Well, we relaxed at the Buttonboss Lodge Sunday morning eating biscuits (cookies) and drinking coffee until the Edradour Distillery opened at noon. Edradour is pronounced with the 'dour' part sounded out like the word 'our' or 'sour'. Anyway... Finally! We get to see the place. The tour was very interesting. They do everything by hand here. After buying your tickets, you walk to the cafe where you can have coffee and read about the distillery as you wait. You can get more information about the process from the link I provided above. I actually had to reference it a bit to remember some of the terms...

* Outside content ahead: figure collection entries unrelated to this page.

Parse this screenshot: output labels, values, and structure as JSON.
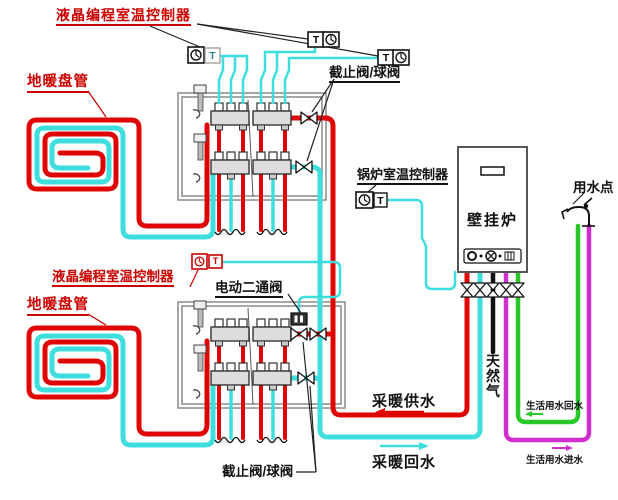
{
  "labels": {
    "thermostat_top": "液晶编程室温控制器",
    "floor_coil_top": "地暖盘管",
    "stop_valve_top": "截止阀/球阀",
    "boiler_thermostat": "锅炉室温控制器",
    "boiler": "壁挂炉",
    "water_point": "用水点",
    "thermostat_bottom": "液晶编程室温控制器",
    "electric_valve": "电动二通阀",
    "floor_coil_bottom": "地暖盘管",
    "heating_supply": "采暖供水",
    "heating_return": "采暖回水",
    "natural_gas": "天然气",
    "domestic_return": "生活用水回水",
    "domestic_inlet": "生活用水进水",
    "stop_valve_bottom": "截止阀/球阀"
  },
  "thermostats": {
    "t1": "T",
    "t2": "T",
    "t3": "T",
    "t4": "T",
    "t5": "T"
  },
  "colors": {
    "pipe_red": "#e00505",
    "pipe_cyan": "#3fdede",
    "pipe_green": "#28c828",
    "pipe_magenta": "#cf2fcf",
    "gas_black": "#111111",
    "label_red": "#cc0000",
    "cabinet_gray": "#777777"
  }
}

You are then led to a room that used to be where the malting took place. They now have this done off-site. Anyway, in that room you get to taste a couple of whiskeys while watching a video about the distillery. It's about 8 minutes long, so as our tour guide said, "You have 4 minutes for each whiskey." The woman at the ticket desk suggested that I grab the liqueur because you also get a whiskey. Instead of tasting two types of whiskey, you get to also try the liqueur. I did this and also recommend it.
After malting, the barley is ground into a flour known as grist and then mixed with spring water piped from local springs to begin the process of converting it to sugars. The result is called "wort" and is then sent to the Morton Refrigerator (which is ancient) to be cooled.

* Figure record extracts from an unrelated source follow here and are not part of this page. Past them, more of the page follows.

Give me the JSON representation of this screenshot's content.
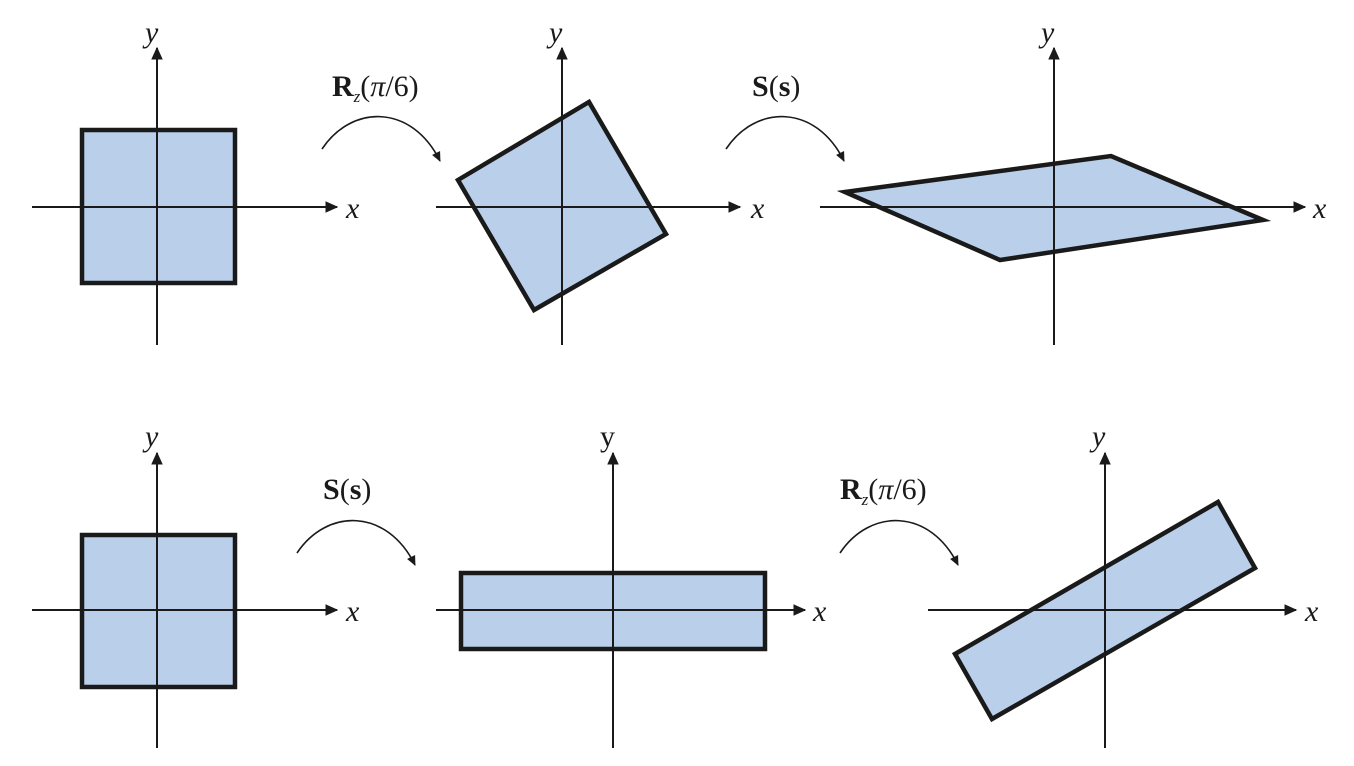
{
  "colors": {
    "shape_fill": "#bacfea",
    "stroke": "#1a1a1a"
  },
  "axis_labels": {
    "x": "x",
    "y": "y",
    "y_upright": "y"
  },
  "ops": {
    "rotate": {
      "R": "R",
      "sub": "z",
      "open": "(",
      "pi": "π",
      "rest": "/6)"
    },
    "scale": {
      "S": "S",
      "open": "(",
      "s": "s",
      "close": ")"
    }
  },
  "rows": [
    {
      "name": "rotate-then-scale",
      "first_op": "rotate",
      "second_op": "scale"
    },
    {
      "name": "scale-then-rotate",
      "first_op": "scale",
      "second_op": "rotate"
    }
  ]
}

Once it's cooled, it goes to one of their 6,000 litre pine washbacks where the yeast is added so that fermentation can begin to convert the sugar into alcohol (they say it takes about 56 hours).
To separate the water from the alcohol, the wash is piped into the stills where the liquid is heated to turn the alcohol into a vapor. The vapor is condensed back into a liquid by sending it through the 'worm', which is a coil submerged in cold water. Now it's called, 'low wines' and is about 23% ABV. It's then sent through the second still where it becomes 'spirit' at about 69% ABV. Are you keeping up?
It's later tested for strength and then stored in oak casks imported from various countries around the world. The oak cask allows it to breathe, but also about 25% is lost throughout the 8-26 years they are stored. The staff there call this "the Angels share" and feel it would be unfair to deprive them. :o)
We ended the tour in the shop where the guide explained the types of whiskey available there. Steve and I left with about £200 of whiskey. Why not? The Edradour Distillery doesn't sell their whiskey in many shops, so our only chance to obtain it is in their shop. We decided then that missing out the day before actually worked out perfectly because hiking back with that much (and that expensive of) whiskey would have been .. uncomfortable.